Around 28 per cent of pupils in government-run primary schools in Bengal have got almost disconnected from academic activities, and a balanced diet has become a distant dream for a significant proportion of the students because of the loss in family income, a first survey of its kind in the state has found.
The statewide survey of learning abilities was conducted among 7,204 students from Class I to V by a panel of distinguished social researchers and teachers, including Sukanta Chaudhuri, professor emeritus of Jadavpur University.
Besides enumerating the percentage of students connected with academic activities, the survey assessed — through questions on mathematics, Bengali, English and environmental studies — the learning abilities of the pupils who said they were connected with education in some form.
“We have learnt from the assessment that more than a quarter of the students we could contact did not receive any help from teachers or others and were almost disconnected from academic activities,” said the report, titled “Learning Together” and prepared by Shiksha Alochana, a collective of primary teachers and educationists set up in 2016 with the aim of improving the quality of schooling at the primary level.
The corresponding figures for students’ assessment — through questions on the four subjects at their level and from lower classes — was satisfactory for 44 per cent, average for 32 per cent and very poor for 24 per cent, the report said.
The findings, a researcher associated with the initiative said, have proven beyond doubt that the learning ability of students, especially in government primary schools, has been a casualty as pedagogy shifted online during the pandemic.
“The students in the government-run primary schools are mainly from working class backgrounds like daily labourers, cultivators and small traders. A significant proportion of them could not afford to switch to the online mode,” said a researcher.

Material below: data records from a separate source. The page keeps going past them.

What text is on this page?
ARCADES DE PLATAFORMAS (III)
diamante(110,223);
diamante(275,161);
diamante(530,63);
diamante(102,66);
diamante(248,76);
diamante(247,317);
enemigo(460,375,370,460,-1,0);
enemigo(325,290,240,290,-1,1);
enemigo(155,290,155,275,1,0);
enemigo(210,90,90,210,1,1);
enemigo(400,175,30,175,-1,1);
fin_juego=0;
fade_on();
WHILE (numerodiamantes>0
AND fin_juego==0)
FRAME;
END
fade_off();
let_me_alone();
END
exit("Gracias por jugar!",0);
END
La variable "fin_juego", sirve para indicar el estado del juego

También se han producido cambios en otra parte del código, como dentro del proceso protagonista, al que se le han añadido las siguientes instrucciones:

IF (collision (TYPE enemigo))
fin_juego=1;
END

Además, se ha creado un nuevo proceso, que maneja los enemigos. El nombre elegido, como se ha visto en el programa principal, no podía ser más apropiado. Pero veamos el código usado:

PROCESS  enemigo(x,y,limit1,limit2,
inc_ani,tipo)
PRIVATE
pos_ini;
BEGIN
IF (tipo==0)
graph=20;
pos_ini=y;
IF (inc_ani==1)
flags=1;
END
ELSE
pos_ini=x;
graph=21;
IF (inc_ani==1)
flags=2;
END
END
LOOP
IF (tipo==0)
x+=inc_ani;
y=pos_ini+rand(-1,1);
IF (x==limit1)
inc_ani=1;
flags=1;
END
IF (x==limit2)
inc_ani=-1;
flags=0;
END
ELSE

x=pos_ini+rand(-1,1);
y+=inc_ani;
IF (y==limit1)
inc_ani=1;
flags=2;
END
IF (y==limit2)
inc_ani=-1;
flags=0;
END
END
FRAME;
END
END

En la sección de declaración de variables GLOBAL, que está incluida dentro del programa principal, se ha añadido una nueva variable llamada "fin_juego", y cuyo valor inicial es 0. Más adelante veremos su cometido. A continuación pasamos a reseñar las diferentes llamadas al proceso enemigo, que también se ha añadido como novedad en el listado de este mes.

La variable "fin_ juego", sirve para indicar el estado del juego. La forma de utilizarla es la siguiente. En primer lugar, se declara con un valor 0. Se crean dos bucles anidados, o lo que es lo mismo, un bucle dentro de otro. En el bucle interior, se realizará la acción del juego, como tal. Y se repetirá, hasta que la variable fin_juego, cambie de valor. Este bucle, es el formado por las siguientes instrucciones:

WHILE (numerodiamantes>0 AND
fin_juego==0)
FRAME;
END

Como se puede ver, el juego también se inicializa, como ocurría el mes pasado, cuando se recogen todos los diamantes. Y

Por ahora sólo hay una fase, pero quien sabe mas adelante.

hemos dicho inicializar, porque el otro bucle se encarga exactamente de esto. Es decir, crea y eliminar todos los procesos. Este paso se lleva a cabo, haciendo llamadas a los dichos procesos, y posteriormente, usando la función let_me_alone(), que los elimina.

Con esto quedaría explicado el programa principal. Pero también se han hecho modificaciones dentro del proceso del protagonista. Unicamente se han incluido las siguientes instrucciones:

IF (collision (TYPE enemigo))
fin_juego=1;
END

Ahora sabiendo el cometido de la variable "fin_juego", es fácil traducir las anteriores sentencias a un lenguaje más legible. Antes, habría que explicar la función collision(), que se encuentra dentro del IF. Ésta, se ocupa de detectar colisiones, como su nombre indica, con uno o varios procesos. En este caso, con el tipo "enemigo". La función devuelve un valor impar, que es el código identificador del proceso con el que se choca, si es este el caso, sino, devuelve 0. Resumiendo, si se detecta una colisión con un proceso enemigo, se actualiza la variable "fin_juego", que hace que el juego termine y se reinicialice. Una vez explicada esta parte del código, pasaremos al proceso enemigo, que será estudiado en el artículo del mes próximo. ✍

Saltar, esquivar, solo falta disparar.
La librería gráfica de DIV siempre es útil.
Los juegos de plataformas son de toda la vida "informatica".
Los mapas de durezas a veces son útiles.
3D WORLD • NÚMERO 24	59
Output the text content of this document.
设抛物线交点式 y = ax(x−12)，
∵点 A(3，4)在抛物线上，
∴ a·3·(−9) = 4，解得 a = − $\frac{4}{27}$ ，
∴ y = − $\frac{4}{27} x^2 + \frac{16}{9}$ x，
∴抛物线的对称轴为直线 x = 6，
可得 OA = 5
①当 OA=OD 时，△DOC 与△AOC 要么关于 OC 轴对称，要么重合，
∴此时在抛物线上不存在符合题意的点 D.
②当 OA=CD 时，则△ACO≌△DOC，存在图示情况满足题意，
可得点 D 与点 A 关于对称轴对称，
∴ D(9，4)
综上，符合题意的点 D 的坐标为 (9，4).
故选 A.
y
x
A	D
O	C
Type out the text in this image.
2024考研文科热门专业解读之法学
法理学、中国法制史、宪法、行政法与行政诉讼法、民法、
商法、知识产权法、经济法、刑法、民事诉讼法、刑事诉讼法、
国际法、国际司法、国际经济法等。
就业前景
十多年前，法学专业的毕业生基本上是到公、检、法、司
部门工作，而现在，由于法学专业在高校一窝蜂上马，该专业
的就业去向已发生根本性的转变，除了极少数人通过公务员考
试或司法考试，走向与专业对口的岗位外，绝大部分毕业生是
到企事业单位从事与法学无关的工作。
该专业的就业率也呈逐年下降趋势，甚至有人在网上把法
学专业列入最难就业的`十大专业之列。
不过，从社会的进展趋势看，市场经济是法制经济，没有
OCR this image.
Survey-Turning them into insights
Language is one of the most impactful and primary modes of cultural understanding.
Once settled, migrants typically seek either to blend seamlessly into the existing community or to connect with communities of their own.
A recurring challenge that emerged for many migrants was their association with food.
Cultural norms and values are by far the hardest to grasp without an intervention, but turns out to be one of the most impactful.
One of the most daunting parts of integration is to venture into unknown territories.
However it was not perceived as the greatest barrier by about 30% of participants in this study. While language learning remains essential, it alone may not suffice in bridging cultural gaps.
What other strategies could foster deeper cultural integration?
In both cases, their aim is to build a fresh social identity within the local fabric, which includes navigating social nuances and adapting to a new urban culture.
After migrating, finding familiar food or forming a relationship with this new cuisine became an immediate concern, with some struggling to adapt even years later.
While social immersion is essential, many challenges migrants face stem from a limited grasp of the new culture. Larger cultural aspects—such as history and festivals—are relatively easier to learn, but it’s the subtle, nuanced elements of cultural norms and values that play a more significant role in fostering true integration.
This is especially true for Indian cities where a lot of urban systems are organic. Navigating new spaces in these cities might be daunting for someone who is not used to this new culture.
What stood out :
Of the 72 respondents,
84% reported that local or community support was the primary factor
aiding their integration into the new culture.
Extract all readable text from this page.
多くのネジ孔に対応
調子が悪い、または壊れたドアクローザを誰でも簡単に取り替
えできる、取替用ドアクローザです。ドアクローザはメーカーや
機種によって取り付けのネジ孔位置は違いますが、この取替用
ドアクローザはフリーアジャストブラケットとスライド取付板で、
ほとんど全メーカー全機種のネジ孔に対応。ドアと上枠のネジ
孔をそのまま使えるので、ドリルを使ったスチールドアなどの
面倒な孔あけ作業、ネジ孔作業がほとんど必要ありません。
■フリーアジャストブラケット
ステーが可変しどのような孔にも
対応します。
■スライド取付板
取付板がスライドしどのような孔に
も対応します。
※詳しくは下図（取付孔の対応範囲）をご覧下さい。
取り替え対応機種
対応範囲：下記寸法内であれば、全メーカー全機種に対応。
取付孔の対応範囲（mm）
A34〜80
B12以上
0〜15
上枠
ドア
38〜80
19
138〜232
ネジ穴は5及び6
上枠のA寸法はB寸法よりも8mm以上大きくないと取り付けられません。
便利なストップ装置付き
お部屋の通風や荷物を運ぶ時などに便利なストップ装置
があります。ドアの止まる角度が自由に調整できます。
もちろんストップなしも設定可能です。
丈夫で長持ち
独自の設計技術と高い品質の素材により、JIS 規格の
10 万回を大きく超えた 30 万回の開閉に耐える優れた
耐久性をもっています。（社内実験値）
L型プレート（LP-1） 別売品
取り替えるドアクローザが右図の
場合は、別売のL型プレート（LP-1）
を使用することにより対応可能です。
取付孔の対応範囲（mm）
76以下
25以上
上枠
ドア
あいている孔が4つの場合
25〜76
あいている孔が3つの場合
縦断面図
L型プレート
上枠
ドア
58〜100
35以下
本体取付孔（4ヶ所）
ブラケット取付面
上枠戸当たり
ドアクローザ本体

If the exposure to academic activities is a concern, the bigger worry, the report has added, is the composition of the food basket for a majority of the students.
A simultaneous survey on the economic conditions of parents, by assessing 369 households, showed a huge loss in family income during the pandemic, which resulted in a decline in the consumption of cereals, pulses, fish, meat and vegetables by 14 per cent, 22 per cent, 33 per cent, 44 per cent and 24 per cent, respectively.
Besides Chaudhuri, the panel of academics and researchers associated with the survey included Achin Chakraborty, professor of economics and director of the Institute of Development Studies Kolkata (IDSK); Abhijit Chowdhury, eminent doctor and secretary of the Liver Foundation; Dilip Ghosh, former bureaucrat; and Anirban Chattopadhyay, journalist.
An almost similar survey in 15 states covering the learning achievements of students from Classes I to VIII — conducted under the guidance of economist Jean Dreze and others — had revealed that the nationwide situation is far dismal as only 28 per cent of rural and 37 per cent of urban students were found “studying at all”.
“The situation in Bengal, if compared with the one involving 15 states, is undoubtedly better, but there is little doubt that the situation is grave both at the state and the national levels,” said a researcher associated with the exercise in Bengal.
The Bengal report — to be published online on Thursday — has made some suggestions on how to ensure a better life for the students and their families.
As the fall in family income and the resulting low consumption of food have made it difficult for students to continue with their studies, there is an urgent need to start mid-day meals. Besides, the report has advocated special measures to fill the learning gap.
In the foreword to the report, Chaudhuri has written: “The problem will not go away once schools reopen; rather, that is when it will reveal its full extent. It cannot be solved within the normal curricular framework, or by the inadequate cadres of teachers in often ill-equipped schools.
“A special programme has to be created, and dynamically adjusted to the vagaries of the pandemic. It has to be implemented in mission mode, with community participation alongside formal schooling, which might continue to be impaired in the foreseeable future.”